There's no drollery in the lengthy final piece, "Contact." Remember Busby Berkeley's "Lullaby of Broadway" number in Gold Diggersof 1935, and how shocked you were, the first time you saw it, when the reveling crowd pushed Wini Shaw out the penthouse window? Well, Stroman apparently never got over the shock. In her version, it's a guy who gets danced to death-or doesn't, since she determinedly has it both ways. A producer of TV commercials (Boyd Gaines) has just won an award, but chooses suicide in his swanky loft over his own victory party. After several failed attempts-you can fill in the details of this vaudeville routine yourself-the rope breaks and he goes to a present-day "swing club" where people do '30s dances to music from most of the prerock decades, and a philosophic bartender-I kid you not, a philosophic bartender-gives him the courage to pursue the girl who's the cynosure of all male eyes. Of course, she only wants to dance and he can't, but that's just as well, since the rope hasn't really broken and she is, in fact, Death. Except that the rope has broken and she's just his sweet but mousy neighbor come up to bitch about his late-night noise. In my view, producers of TV commercials should all be hanged as air polluters, but Stroman takes her hero's quest in earnest. To her, he's just another little guy in search of his chance at happiness, and the moral of this ornate meet-cute is that you must never turn your back on life, as exemplified by swing dancing.

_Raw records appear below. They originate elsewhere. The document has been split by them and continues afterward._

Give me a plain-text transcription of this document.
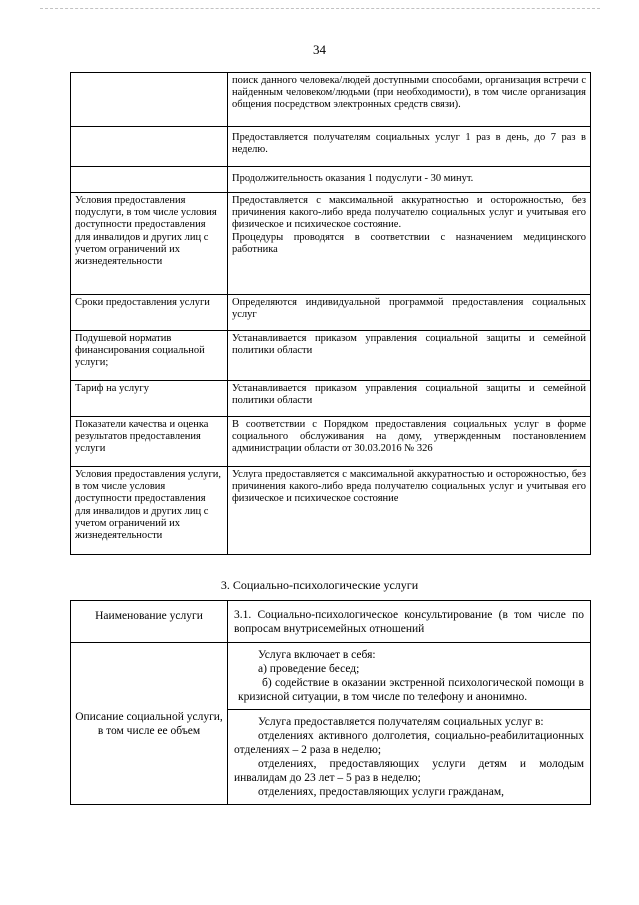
34
	поиск данного человека/людей доступными способами, организация встречи с найденным человеком/людьми (при необходимости), в том числе организация общения посредством электронных средств связи).
	Предоставляется получателям социальных услуг 1 раз в день, до 7 раз в неделю.
	Продолжительность оказания 1 подуслуги - 30 минут.
Условия предоставления подуслуги, в том числе условия доступности предоставления для инвалидов и других лиц с учетом ограничений их жизнедеятельности	Предоставляется с максимальной аккуратностью и осторожностью, без причинения какого-либо вреда получателю социальных услуг и учитывая его физическое и психическое состояние.
Процедуры проводятся в соответствии с назначением медицинского работника

Сроки предоставления услуги	Определяются индивидуальной программой предоставления социальных услуг
Подушевой норматив финансирования социальной услуги;	Устанавливается приказом управления социальной защиты и семейной политики области
Тариф на услугу	Устанавливается приказом управления социальной защиты и семейной политики области
Показатели качества и оценка результатов предоставления услуги	В соответствии с Порядком предоставления социальных услуг в форме социального обслуживания на дому, утвержденным постановлением администрации области от 30.03.2016 № 326
Условия предоставления услуги, в том числе условия доступности предоставления для инвалидов и других лиц с учетом ограничений их жизнедеятельности	Услуга предоставляется с максимальной аккуратностью и осторожностью, без причинения какого-либо вреда получателю социальных услуг и учитывая его физическое и психическое состояние
3. Социально-психологические услуги
Наименование услуги	3.1. Социально-психологическое консультирование (в том числе по вопросам внутрисемейных отношений
Описание социальной услуги, в том числе ее объем	Услуга включает в себя:

а) проведение бесед;

б) содействие в оказании экстренной психологической помощи в кризисной ситуации, в том числе по телефону и анонимно.

	Услуга предоставляется получателям социальных услуг в:

отделениях активного долголетия, социально-реабилитационных отделениях – 2 раза в неделю;

отделениях, предоставляющих услуги детям и молодым инвалидам до 23 лет – 5 раз в неделю;

отделениях, предоставляющих услуги гражданам,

Fortunately, Stroman knows how to build a big, thundering-herd lindy, and make each of its couples excitingly different. Deborah Yates, doubling as the femme fatale and the mouse downstairs, lacks Ziemba's individuality, but compensates with zest and supple technique, easily matched by Stroman's first-class male ensemble. All of Gaines's considerable charm can't make the suicidal schnook appealing, but another of Stroman's ingenuities is to evade his limitations as a dancer by making him, in effect, the inanimate object that gets tossed around in his big confrontation with Yates. Is this a new approach to musical theater? Nah-it's just a dance concert for people who think Balanchine's Nutcracker is too highbrow.